# How do you find the derivative of f(x)=2/(3x^3-x^2-24x-4)?

Nov 9, 2016

$f ' \left(x\right) = - \frac{2 \left(9 {x}^{2} - 2 x - 24\right)}{3 {x}^{3} - {x}^{2} - 24 x - 4} ^ 2$

#### Explanation:

If you are studying maths, then you should learn the Quotient Rule for Differentiation, and practice how to use it:

$\frac{d}{\mathrm{dx}} \left(\frac{u}{v}\right) = \frac{v \frac{\mathrm{du}}{\mathrm{dx}} - u \frac{\mathrm{dv}}{\mathrm{dx}}}{v} ^ 2$, or less formally, $\left(\frac{u}{v}\right) ' = \frac{v \left(\mathrm{du}\right) - u \left(\mathrm{dv}\right)}{v} ^ 2$

I was taught to remember the rule in word; " vdu minus udv all over v squared ". To help with the ordering I was taught to remember the acronym, VDU as in Visual Display Unit.

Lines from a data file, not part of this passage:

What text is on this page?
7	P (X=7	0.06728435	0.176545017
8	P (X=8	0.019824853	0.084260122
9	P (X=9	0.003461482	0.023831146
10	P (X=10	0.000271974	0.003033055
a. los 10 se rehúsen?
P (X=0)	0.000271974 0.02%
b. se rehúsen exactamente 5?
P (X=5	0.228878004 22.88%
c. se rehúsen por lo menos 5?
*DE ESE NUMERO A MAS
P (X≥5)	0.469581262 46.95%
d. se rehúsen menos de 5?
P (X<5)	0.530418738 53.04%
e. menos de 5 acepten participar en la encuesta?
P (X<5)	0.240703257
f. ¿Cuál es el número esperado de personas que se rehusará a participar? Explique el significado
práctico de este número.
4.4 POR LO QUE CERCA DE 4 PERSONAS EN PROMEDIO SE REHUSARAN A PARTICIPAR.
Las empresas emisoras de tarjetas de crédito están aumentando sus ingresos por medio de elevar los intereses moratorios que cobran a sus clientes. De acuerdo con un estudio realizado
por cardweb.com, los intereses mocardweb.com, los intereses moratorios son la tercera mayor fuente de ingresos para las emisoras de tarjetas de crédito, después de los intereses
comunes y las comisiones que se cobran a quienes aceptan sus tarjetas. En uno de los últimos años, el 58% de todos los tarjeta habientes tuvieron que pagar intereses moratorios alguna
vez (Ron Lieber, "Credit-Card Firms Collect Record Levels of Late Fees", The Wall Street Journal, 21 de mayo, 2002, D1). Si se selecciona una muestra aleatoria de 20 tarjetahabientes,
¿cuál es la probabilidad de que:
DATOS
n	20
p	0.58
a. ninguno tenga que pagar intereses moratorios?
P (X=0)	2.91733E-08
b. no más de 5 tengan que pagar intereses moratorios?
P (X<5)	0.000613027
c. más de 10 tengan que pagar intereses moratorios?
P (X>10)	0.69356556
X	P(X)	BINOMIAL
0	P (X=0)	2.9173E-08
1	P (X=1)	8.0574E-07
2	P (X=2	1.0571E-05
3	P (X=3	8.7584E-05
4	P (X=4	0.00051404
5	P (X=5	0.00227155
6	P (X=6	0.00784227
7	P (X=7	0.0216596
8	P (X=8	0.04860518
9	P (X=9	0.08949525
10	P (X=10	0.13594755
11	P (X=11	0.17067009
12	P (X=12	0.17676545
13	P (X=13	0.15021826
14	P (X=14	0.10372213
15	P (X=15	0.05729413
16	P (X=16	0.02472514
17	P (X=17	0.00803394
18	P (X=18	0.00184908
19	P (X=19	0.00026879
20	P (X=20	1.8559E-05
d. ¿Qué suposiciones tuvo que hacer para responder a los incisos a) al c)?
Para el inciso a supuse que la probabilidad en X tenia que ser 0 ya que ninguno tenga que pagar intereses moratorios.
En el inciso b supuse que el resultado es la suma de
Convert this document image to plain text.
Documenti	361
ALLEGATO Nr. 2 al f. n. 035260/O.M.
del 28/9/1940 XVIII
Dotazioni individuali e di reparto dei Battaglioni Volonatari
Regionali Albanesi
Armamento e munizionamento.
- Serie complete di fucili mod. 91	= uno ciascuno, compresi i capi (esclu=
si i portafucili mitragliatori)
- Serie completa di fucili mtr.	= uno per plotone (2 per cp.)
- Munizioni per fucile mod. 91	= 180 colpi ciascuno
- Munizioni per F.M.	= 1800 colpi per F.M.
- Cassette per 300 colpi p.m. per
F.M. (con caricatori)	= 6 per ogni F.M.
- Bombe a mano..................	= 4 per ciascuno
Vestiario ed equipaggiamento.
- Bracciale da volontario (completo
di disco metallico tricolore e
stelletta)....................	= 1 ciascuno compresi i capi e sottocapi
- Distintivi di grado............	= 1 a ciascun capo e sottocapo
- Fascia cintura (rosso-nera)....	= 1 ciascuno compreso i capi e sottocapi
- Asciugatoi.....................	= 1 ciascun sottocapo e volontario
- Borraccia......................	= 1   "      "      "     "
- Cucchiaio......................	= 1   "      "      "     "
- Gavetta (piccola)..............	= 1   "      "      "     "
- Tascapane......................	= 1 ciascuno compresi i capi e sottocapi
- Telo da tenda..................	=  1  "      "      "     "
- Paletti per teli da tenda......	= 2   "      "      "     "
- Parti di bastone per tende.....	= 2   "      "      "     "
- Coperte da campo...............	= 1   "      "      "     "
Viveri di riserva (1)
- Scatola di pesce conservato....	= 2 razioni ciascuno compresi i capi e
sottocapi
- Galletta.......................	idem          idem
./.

So with $f \left(x\right) = \frac{2}{3 {x}^{3} - {x}^{2} - 24 x - 4}$ Then

$\left\{\begin{matrix}\text{Let "u=2 & => & (du)/dx=0 \\ "And } v = 3 {x}^{3} - {x}^{2} - 24 x - 4 & \implies & \frac{\mathrm{dv}}{\mathrm{dx}} = 9 {x}^{2} - 2 x - 24\end{matrix}\right.$

$\therefore \frac{d}{\mathrm{dx}} \left(\frac{u}{v}\right) = \frac{v \frac{\mathrm{du}}{\mathrm{dx}} - u \frac{\mathrm{dv}}{\mathrm{dx}}}{v} ^ 2$
$\therefore f ' \left(x\right) = \frac{\left(3 {x}^{3} - {x}^{2} - 24 x - 4\right) \left(0\right) - \left(2\right) \left(9 {x}^{2} - 2 x - 24\right)}{3 {x}^{3} - {x}^{2} - 24 x - 4} ^ 2$
$\therefore f ' \left(x\right) = - \frac{2 \left(9 {x}^{2} - 2 x - 24\right)}{3 {x}^{3} - {x}^{2} - 24 x - 4} ^ 2$

Incidental, we could also use the chain rule as follows;

$f \left(x\right) = \frac{2}{3 {x}^{3} - {x}^{2} - 24 x - 4}$
$\therefore f \left(x\right) = 2 {\left(3 {x}^{3} - {x}^{2} - 24 x - 4\right)}^{-} 1$
$\therefore f ' \left(x\right) = 2 \left(- 1\right) {\left(3 {x}^{3} - {x}^{2} - 24 x - 4\right)}^{-} 2 \cdot \frac{d}{\mathrm{dx}} \left(3 {x}^{3} - {x}^{2} - 24 x - 4\right)$
$\therefore f ' \left(x\right) = - \frac{2}{3 {x}^{3} - {x}^{2} - 24 x - 4} ^ 2 \cdot \frac{d}{\mathrm{dx}} \left(3 {x}^{3} - {x}^{2} - 24 x - 4\right)$
$\therefore f ' \left(x\right) = - \frac{2}{3 {x}^{3} - {x}^{2} - 24 x - 4} ^ 2 \cdot \left(9 {x}^{2} - 2 x - 24\right)$
$\therefore f ' \left(x\right) = - \frac{2 \left(9 {x}^{2} - 2 x - 24\right)}{3 {x}^{3} - {x}^{2} - 24 x - 4} ^ 2$